The drag from the underbody, including wheels and wheel housing, constitutes a significant proportion of the total aerodynamic drag of heavy vehicles. An accurate simulation of the underbody boundary conditions, including rotating
wheels and moving ground, has turned out to be of great importance in the minimising of the aerodynamic drag.
In this study the flow around the front wheels of a heavy truck has been investigated. A long-haulage truck geometry with a fully detailed underbody was used and the flow was simulated using Computational Fluid Dynamics.

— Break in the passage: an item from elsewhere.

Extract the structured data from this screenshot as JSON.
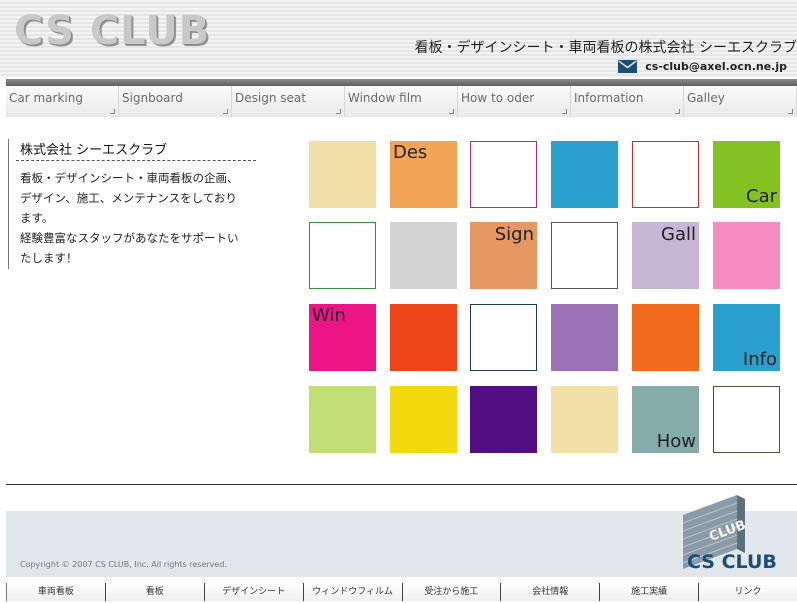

The vortex structures originating from the wheel rotation were identified and it was shown that the major part of the incoming flow to the front wheel housings entered from below the bumper skin and from inside the engine compartment. As the flow approached the wheel it was highly yawed, and this led to an asymmetric flow around the wheel where the largest outflow from the wheel housing
was located behind the wheel.
An investigation of different wheel housing design parameters were performed in order to reduce the drag of the vehicle, and it was found that changes in the wheel housing geometry had a significant impact on the local flow field and force distribution. The relation between aerodynamic drag and wheel housing volume corresponded to previous studies and showed that a smaller wheel housing
volume will result in reduced drag. It was also shown that implementing wheel housing ventilation had a potential for reducing the drag and by careful design this can be improved even further.